Dubravko Ledić

Personal information
- Date of birth: 1950 (age 74–75)
- Place of birth: Yugoslavia (now Bosnia and Herzegovina)
- Height: 1.83 m (6 ft 0 in)
- Position: Midfielder

Senior career*
- Years: Team / Apps / (Gls)
- 1968–1982: FK Velež Mostar
- 1983: Edmonton Eagles / ? / (2)
- 1983–1984: Tacoma Stars (indoor) / 3 / (0)
- 1983–1984: Chicago Sting (indoor) / 11 / (0)
- Toronto Croatia

= Dubravko Ledić =

Bosnian footballer

Dubravko Ledić (born 1950) is a former Bosnian footballer who played as a midfielder.

==Career==
He began his career with FK Velež Mostar of the Yugoslav First League, with whom he played for over a decade and played in 11 European matches with the club in the UEFA Cup and UEFA Cup Winners' Cup.
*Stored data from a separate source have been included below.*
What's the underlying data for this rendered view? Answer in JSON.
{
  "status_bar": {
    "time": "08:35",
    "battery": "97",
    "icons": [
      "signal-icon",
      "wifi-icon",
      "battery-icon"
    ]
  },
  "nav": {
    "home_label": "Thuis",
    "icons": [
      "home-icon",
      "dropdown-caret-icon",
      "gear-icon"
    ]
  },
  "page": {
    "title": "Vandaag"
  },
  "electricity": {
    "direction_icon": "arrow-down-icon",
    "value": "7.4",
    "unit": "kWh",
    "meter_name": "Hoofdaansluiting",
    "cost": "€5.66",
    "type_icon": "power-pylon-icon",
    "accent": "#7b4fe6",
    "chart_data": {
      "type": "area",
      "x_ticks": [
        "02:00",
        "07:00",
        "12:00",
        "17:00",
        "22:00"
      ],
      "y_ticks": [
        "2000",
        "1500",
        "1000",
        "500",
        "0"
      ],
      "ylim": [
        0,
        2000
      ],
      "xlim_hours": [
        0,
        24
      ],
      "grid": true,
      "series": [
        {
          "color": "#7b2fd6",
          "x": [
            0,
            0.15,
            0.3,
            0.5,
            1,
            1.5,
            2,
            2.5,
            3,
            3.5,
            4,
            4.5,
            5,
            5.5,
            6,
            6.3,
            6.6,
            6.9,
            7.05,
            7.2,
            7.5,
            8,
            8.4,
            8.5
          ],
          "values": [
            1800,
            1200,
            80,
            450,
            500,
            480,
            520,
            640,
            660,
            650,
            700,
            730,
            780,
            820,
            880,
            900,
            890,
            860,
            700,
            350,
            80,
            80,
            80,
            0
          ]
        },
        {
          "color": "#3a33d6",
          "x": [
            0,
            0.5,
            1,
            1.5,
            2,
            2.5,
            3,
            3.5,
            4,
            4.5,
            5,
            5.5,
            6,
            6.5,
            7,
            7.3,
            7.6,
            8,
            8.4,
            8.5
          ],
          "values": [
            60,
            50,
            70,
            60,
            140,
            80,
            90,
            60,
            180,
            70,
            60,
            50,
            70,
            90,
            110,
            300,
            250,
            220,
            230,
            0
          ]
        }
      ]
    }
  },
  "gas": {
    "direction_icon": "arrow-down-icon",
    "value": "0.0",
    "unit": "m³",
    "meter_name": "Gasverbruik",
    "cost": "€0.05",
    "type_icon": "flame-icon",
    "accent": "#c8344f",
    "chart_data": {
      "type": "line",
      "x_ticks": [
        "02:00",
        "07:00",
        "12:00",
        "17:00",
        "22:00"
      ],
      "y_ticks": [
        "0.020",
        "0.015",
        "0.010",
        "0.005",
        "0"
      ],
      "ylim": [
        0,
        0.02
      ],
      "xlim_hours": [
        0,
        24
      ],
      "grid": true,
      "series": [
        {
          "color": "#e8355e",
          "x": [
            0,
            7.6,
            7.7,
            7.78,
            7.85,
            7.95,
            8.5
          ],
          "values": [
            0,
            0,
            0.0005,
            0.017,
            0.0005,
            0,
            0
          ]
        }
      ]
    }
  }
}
In 1983, he moved to North America and joined Canadian club Edmonton Eagles of the Canadian Professional Soccer League. He scored his first goal on June 5, 1983 against the Calgary Mustangs. He was named league MVP for the 1983 season as Edmonton won the league championship.

Afterwards, he played indoor soccer with the Tacoma Stars and Chicago Sting. He later played for Toronto Croatia.